前月の数値は+57Kから+20Kに下方修正され、5月の数値は+129Kとなった。2ヶ月間の純修正は-103Kであった。
主要な労働市場指標
失業率は予想の4.2%に対し4.1%に低下し、前回の4.2%から改善した。四捨五入前の失業率は4.0900%で、前回の4.1889%と比較された。雇用者数減少と同時に失業率が低下したことは、堅調な雇用増加というよりは、部分的に労働力の縮小を反映している。
- 労働力参加率:61.4%(前回61.5%)
- U6不完全雇用率:7.9%(前回から変更なし)
- 平均時給:前月比+0.1%(予想+0.3%)
- 平均時給:前年比+3.2%(予想+3.5%)
- 平均週間労働時間:34.3時間(予想と一致)
月次および年次ベースでの賃金上昇の減速は、労働需要の軟化と一致しており、連邦準備制度理事会(FRB)の今後の政策協議における要因となり得る。

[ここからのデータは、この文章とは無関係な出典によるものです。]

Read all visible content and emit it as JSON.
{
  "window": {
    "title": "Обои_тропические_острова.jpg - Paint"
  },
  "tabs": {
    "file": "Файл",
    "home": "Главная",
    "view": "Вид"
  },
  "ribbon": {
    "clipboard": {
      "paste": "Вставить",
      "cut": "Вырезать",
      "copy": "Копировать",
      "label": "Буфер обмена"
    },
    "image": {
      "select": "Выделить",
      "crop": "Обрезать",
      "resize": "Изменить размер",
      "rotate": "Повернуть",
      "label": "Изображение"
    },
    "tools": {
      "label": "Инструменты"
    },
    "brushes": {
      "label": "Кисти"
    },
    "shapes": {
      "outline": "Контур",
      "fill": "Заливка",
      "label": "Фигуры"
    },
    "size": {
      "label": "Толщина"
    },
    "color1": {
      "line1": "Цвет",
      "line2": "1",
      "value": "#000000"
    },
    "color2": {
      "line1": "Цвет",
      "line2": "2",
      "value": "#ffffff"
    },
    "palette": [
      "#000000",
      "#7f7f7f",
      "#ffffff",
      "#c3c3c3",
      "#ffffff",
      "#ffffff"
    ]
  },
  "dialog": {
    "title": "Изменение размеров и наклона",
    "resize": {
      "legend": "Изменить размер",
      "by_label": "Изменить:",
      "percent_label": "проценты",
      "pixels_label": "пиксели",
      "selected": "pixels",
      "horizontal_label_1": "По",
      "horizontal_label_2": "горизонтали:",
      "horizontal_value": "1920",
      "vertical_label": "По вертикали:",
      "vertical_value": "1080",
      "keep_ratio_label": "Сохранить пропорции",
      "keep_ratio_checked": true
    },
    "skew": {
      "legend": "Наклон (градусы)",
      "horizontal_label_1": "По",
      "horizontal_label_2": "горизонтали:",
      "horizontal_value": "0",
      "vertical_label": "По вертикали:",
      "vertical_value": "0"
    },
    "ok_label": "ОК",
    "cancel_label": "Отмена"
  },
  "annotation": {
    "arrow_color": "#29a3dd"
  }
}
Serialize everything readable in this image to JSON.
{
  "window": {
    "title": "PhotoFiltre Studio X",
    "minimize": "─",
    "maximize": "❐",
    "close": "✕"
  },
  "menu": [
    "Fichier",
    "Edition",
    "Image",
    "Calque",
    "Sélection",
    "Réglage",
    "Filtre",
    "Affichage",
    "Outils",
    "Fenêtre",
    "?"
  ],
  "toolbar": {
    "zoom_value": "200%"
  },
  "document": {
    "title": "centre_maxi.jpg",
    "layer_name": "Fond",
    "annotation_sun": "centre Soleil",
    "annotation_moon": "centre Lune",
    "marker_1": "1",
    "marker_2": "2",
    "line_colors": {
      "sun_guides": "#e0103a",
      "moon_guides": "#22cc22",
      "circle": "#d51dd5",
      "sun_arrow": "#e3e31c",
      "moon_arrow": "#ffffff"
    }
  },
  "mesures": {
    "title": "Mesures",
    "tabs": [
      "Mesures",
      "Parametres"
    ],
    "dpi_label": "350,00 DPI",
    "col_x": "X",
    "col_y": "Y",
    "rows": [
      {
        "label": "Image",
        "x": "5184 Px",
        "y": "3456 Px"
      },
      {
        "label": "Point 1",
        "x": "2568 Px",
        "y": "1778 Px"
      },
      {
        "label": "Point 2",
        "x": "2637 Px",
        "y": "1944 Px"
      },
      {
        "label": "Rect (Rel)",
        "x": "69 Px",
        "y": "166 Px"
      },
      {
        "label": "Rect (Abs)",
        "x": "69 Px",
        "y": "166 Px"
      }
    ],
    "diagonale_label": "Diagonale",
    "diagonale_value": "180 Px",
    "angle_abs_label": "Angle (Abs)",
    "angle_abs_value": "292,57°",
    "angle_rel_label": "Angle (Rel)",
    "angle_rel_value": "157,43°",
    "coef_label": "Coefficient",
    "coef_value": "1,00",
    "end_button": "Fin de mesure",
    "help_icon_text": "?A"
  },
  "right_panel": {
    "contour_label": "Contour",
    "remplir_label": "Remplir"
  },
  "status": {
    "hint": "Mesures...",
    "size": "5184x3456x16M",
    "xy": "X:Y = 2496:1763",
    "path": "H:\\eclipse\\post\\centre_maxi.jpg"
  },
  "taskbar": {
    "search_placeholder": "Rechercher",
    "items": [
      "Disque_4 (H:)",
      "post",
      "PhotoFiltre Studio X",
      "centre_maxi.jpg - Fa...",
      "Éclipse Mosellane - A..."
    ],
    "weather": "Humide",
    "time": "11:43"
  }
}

民間部門雇用者数は予想の78,000人に対し30,000人増加し、前回の数値は+49Kから+30Kに修正された。製造業雇用は30,000人増加し、予想の4,000人を大きく上回った。政府部門雇用は53,000人減少し、前回の+8,000人から転落した。
市場の反応
発表前、USD/JPYは158.33で取引されており、フェドファンド先物は9月の利上げ確率を57%と織り込んでいた。データ発表後、USD/JPYは157.13まで下落し、利上げ確率は44%に低下した。
USD/JPYの下落には、日本の片山財務大臣の発言も影響を与えた。同氏は、外国為替市場が実需に裏打ちされない動きの影響を受けているというベッセントの見解に同意すると述べた。
詳細データ
10代の失業率改善が失業率低下の大部分を担い、10代の失業者数は907,000人から740,000人へ167,000人減少し、10代の失業率は14.6%から12.1%に低下した。20歳以上では失業率が3.8%で安定した。
労働力参加は引き続き弱含み、7月には264,000人が労働市場から離脱した。5月以降、米国の労働力は984,000人減少しており、これは雇用が停滞していても失業率を機械的に引き下げ得る規模の縮小である。
レジャー・ hospitality部門の雇用は40,000人減少し、そのうち飲食サービス・飲酒施設では26,100人の減少が含まれており、ワールドカップ後の反動による可能性がある。ただし、下方修正を考慮すると、ワールドカップが大会前の期間に雇用創成を大幅に押し上げたとは言えない。